Dumping Someone Can Be, Well, Like Taking a Dump

Over the years I have learned that when it comes to giving advice women and men can be very different.  Women tend to need more emotional support, than men.  Women need to slice it, dice it, chop it, and sometimes mince it down to every tiny detail. Their problems come from an emotional standpoint and their sentences usually start with “I feel…” or “Can you believe…”

I consider myself to be highly sensitive. Empathizing comes very natural to me. Having that ability to feel other people’s emotions can be a blessing and a curse sometimes, because it’s not fun to feel someone grief or sadness, when it’s not your own.  However, when it comes to helping people get through their issues, it can come in real handy.   It’s exhausting at times, but on the upside, it makes me a great friend.  In my circle of friends, I’m known as the go-to person for advice.

Got dumped?

Call Carrie.

Got cheated on?

Call Carrie.

You want to break up with someone?

Call Carrie.

I’m also great with relating to men and their issues dealing with the opposite sex.  I’ve learned that men handle their issues much more different than women when it comes to problem solving.  Men like the straight-up solutions – no fluff.   They don’t need their feelings acknowledged.  They really don’t want to talk or have long drawn out discussions–they just want the answer to their whatever they are dealing with.

Having watched my brother and my cousin use their quick wit and sophomoric analogies to make their point over the years, I caught on how men typically communicated.  It came down to a simple formula:  Take some humor, add some wit, mix it in with a good analogy and voila!  Instant guy talk.

I’ll give you an example.  Last week, John sent me a text saying that he wanted to break-up with his year-long relationship with his girlfriend, but was putting it off because he didn’t know how she would react.  Who could blame him for being apprehensive about it?

Not me.

Break-ups suck. I’ve been through a few myself and to me they are probably one of the worst things most adults have to go through in our life time.

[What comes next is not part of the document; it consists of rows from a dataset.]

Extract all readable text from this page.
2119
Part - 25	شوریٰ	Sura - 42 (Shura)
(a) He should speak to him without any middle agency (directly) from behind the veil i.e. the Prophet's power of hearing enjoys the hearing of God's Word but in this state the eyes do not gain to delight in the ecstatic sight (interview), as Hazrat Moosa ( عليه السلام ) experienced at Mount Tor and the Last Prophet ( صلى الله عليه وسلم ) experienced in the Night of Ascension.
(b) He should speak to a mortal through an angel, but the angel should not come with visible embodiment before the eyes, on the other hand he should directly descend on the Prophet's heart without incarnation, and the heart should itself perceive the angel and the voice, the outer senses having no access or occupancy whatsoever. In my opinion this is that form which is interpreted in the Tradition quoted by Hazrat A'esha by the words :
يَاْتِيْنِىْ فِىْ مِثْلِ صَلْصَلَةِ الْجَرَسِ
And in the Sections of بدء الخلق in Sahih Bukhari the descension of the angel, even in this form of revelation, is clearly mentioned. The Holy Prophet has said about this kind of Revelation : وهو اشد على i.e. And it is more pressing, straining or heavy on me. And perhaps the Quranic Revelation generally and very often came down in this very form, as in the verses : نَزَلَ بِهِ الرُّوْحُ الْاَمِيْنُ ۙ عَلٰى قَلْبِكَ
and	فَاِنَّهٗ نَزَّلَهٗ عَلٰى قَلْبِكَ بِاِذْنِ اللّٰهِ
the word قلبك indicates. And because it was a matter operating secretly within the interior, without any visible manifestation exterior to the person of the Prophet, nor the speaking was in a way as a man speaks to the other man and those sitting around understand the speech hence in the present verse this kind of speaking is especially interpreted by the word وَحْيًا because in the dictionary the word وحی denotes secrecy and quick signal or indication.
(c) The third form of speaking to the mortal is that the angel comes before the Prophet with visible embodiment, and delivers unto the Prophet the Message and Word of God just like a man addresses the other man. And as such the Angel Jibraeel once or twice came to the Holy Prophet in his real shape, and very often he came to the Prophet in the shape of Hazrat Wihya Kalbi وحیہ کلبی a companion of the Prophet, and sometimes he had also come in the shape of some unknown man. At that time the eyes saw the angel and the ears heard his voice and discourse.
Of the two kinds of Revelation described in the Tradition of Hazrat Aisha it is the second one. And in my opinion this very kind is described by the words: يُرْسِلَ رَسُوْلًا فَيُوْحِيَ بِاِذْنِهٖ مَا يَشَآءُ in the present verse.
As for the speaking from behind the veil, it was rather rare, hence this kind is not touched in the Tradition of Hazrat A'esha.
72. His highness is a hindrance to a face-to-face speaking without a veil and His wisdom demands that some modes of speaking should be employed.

Think about it:  Which would you rather have to go through?

A)  Root canal.

B) Stand up in front of class/work and give an oral presentation that you’re not prepared.

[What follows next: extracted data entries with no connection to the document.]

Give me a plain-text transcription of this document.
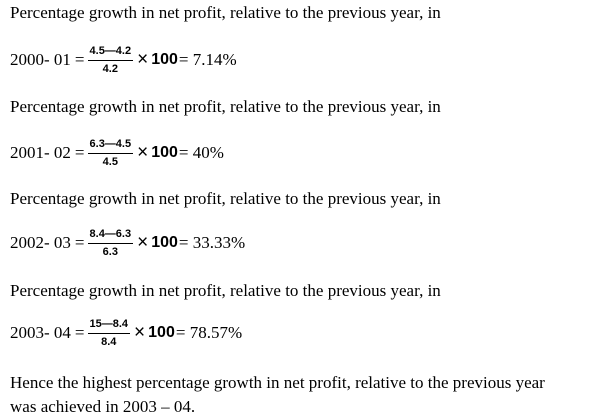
Percentage growth in net profit, relative to the previous year, in
2000- $01 = \frac{4.5—4.2}{4.2} \times 100 = 7.14\%$
Percentage growth in net profit, relative to the previous year, in
2001- $02 = \frac{6.3—4.5}{4.5} \times 100 = 40\%$
Percentage growth in net profit, relative to the previous year, in
2002- $03 = \frac{8.4—6.3}{6.3} \times 100 = 33.33\%$
Percentage growth in net profit, relative to the previous year, in
2003- $04 = \frac{15—8.4}{8.4} \times 100 = 78.57\%$
Hence the highest percentage growth in net profit, relative to the previous year
was achieved in 2003 – 04.
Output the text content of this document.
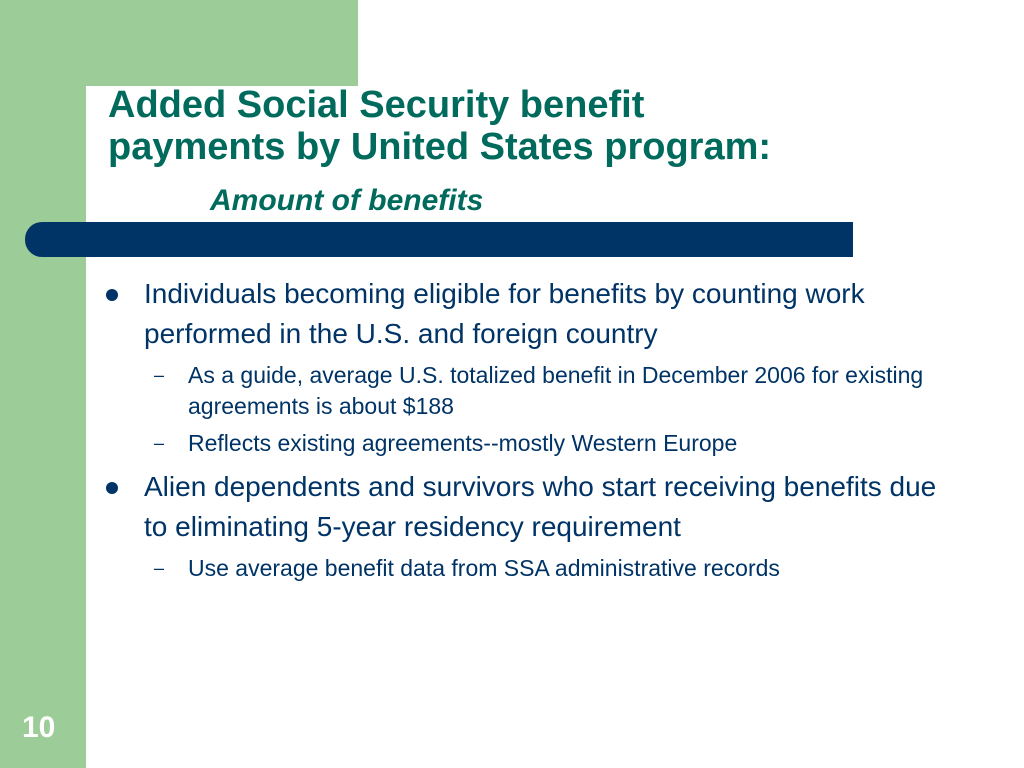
Added Social Security benefit
payments by United States program:
Amount of benefits
Individuals becoming eligible for benefits by counting work performed in the U.S. and foreign country
– As a guide, average U.S. totalized benefit in December 2006 for existing agreements is about $188
– Reflects existing agreements--mostly Western Europe
Alien dependents and survivors who start receiving benefits due to eliminating 5-year residency requirement
– Use average benefit data from SSA administrative records
10
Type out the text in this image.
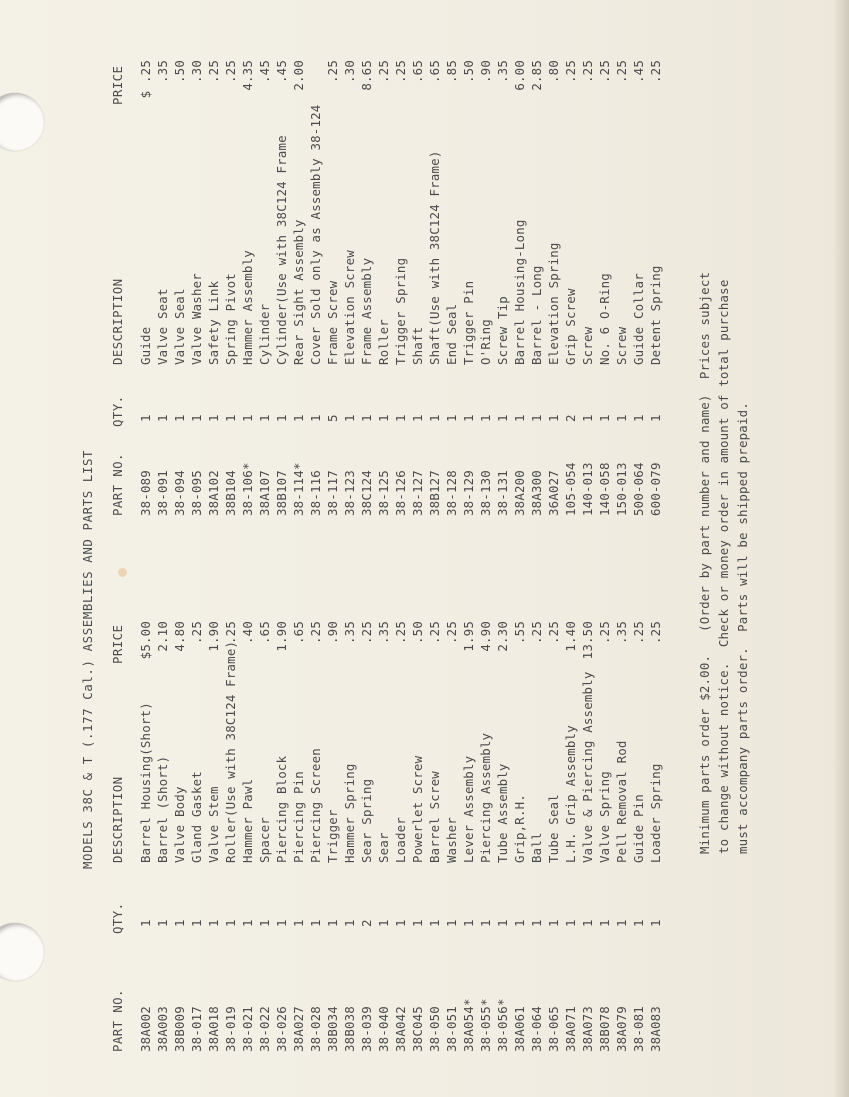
MODELS 38C & T (.177 Cal.) ASSEMBLIES AND PARTS LIST
PART NO.
QTY.
DESCRIPTION
PRICE
PART NO.
QTY.
DESCRIPTION
PRICE
38A002
1
Barrel Housing(Short)
$5.00
38A003
1
Barrel (Short)
2.10
38B009
1
Valve Body
4.80
38-017
1
Gland Gasket
.25
38A018
1
Valve Stem
1.90
38-019
1
Roller(Use with 38C124 Frame)
.25
38-021
1
Hammer Pawl
.40
38-022
1
Spacer
.65
38-026
1
Piercing Block
1.90
38A027
1
Piercing Pin
.65
38-028
1
Piercing Screen
.25
38B034
1
Trigger
.90
38B038
1
Hammer Spring
.35
38-039
2
Sear Spring
.25
38-040
1
Sear
.35
38A042
1
Loader
.25
38C045
1
Powerlet Screw
.50
38-050
1
Barrel Screw
.25
38-051
1
Washer
.25
38A054*
1
Lever Assembly
1.95
38-055*
1
Piercing Assembly
4.90
38-056*
1
Tube Assembly
2.30
38A061
1
Grip,R.H.
.55
38-064
1
Ball
.25
38-065
1
Tube Seal
.25
38A071
1
L.H. Grip Assembly
1.40
38A073
1
Valve & Piercing Assembly
13.50
38B078
1
Valve Spring
.25
38A079
1
Pell Removal Rod
.35
38-081
1
Guide Pin
.25
38A083
1
Loader Spring
.25
38-089
1
Guide
$ .25
38-091
1
Valve Seat
.35
38-094
1
Valve Seal
.50
38-095
1
Valve Washer
.30
38A102
1
Safety Link
.25
38B104
1
Spring Pivot
.25
38-106*
1
Hammer Assembly
4.35
38A107
1
Cylinder
.45
38B107
1
Cylinder(Use with 38C124 Frame
.45
38-114*
1
Rear Sight Assembly
2.00
38-116
1
Cover Sold only as Assembly 38-124
38-117
5
Frame Screw
.25
38-123
1
Elevation Screw
.30
38C124
1
Frame Assembly
8.65
38-125
1
Roller
.25
38-126
1
Trigger Spring
.25
38-127
1
Shaft
.65
38B127
1
Shaft(Use with 38C124 Frame)
.65
38-128
1
End Seal
.85
38-129
1
Trigger Pin
.50
38-130
1
O'Ring
.90
38-131
1
Screw Tip
.35
38A200
1
Barrel Housing-Long
6.00
38A300
1
Barrel - Long
2.85
36A027
1
Elevation Spring
.80
105-054
2
Grip Screw
.25
140-013
1
Screw
.25
140-058
1
No. 6 O-Ring
.25
150-013
1
Screw
.25
500-064
1
Guide Collar
.45
600-079
1
Detent Spring
.25
Minimum parts order $2.00.   (Order by part number and name)  Prices subject to change without notice.  Check or money order in amount of total purchase must accompany parts order.  Parts will be shipped prepaid.
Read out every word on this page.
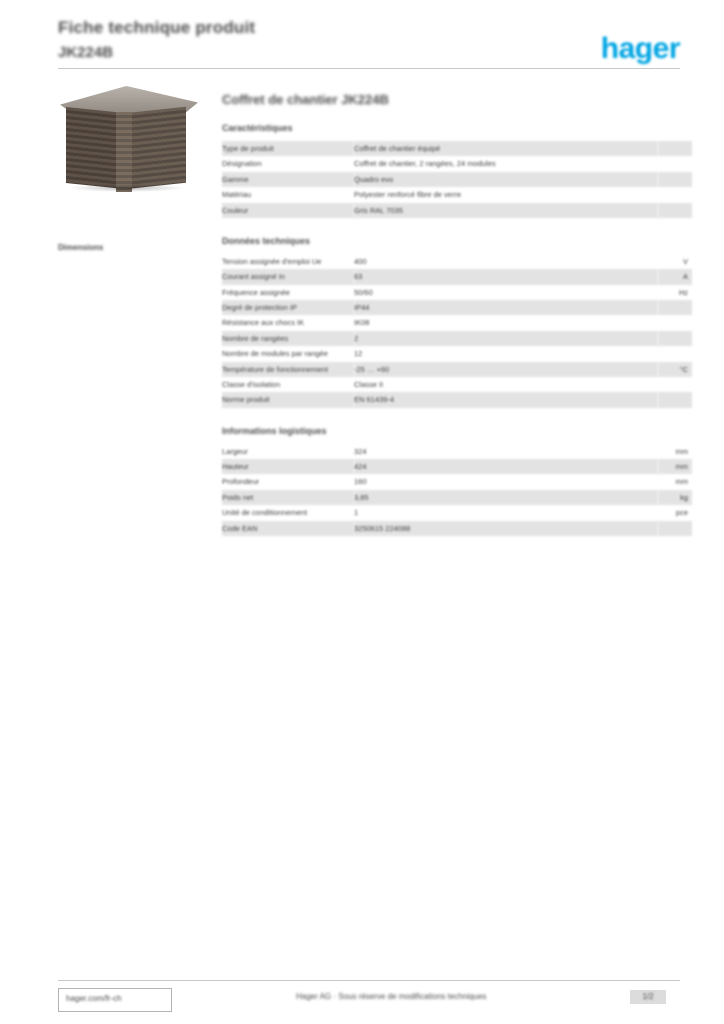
Fiche technique produit
JK224B	hager
Dimensions
Coffret de chantier JK224B
Caractéristiques
Type de produit	Coffret de chantier équipé	
Désignation	Coffret de chantier, 2 rangées, 24 modules	
Gamme	Quadro evo	
Matériau	Polyester renforcé fibre de verre	
Couleur	Gris RAL 7035	
Données techniques
Tension assignée d'emploi Ue	400	V
Courant assigné In	63	A
Fréquence assignée	50/60	Hz
Degré de protection IP	IP44	
Résistance aux chocs IK	IK08	
Nombre de rangées	2	
Nombre de modules par rangée	12	
Température de fonctionnement	-25 … +60	°C
Classe d'isolation	Classe II	
Norme produit	EN 61439-4	
Informations logistiques
Largeur	324	mm
Hauteur	424	mm
Profondeur	160	mm
Poids net	3,85	kg
Unité de conditionnement	1	pce
Code EAN	3250615 224088	
hager.com/fr-ch	Hager AG · Sous réserve de modifications techniques	1/2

C) Break up with someone you’ve been seeing for a year.

D) Firing someone at work.

At, least when you fire someone you can pass it off as being “just business,” whereas having to break-up is all personal.  And most likely the other person isn’t going to take it very well.  That alone is difficult to deal with.

Will they yell?

Will they cry?

Will they beg?

Will they argue?

Will they find a stick of dynamite and hook it up to your car engine?

It doesn’t matter what you think might happen.  Breakups are just like everything else in life, you just have to face it–head on.

I decided to call John in regards to his dilemma, because I knew there was no way I could help explain to John what he needed to do in regards to his breakup over text.

In the middle of my little “you just have to do it” lecture, I realized that he wasn’t buying it.  He needed me to explain to him using an analogy that he could relate to and what guy can’t relate to poop?

Taking a poop

Okay, not really poop itself, but the act of taking a poop.

“John, you are obviously not happy and avoiding the confrontation. I get that. It’s normal. But you have to do it. Think of it this way:  Breaking up with someone is like taking a big poop….”

“What?!” he said as he started to laugh.

“You heard me, breaking up is like taking a big poop!”

“I can’t believe you just said that.”

“I can’t believe I just said that.”

“Don’t laugh, I’m being serious here,” I said making myself laugh.  “Dumping someone is like taking a dump. Think about it. You know you have do it–maybe you’re scared because it might hurt.  Maybe you just don’t know what might come out of you.  Or like that poop when you’re stuck at the office, you’re feeling anxious and apprehensive because you don’t want someone to walk in while you’re in the stall.

But, John, here is the thing; just like a break-up, you know you have to go do it, and, eventually, you’re going to have to face that fact.  But once it’s done, you’re going to feel soooooo much better.  Am I wrong?”


“Oh, my God…”

“Stop laughing at me, you know I’m right. Take that big dump! Walk into the men’s room, John, and feel confident, because you know soon it will be all over!

He sounded much more confident about breaking up with his girlfriend when we hung up, and agreed that I was right.  He just needed to get it over with.

The next day I heard from John again via text:

JOHN: She took it pretty well…of course she asked if booty calls were an option…

CARRIE:  And, you said…

JOHN: Sure, why not?

CARRIE:  WHAT! Oh, my God, what am I going to do with you…!!!!

Well, I guess that’s going to be my next topic:  “The Danger and Pitfalls of the Post-Break-Up Booty Call.”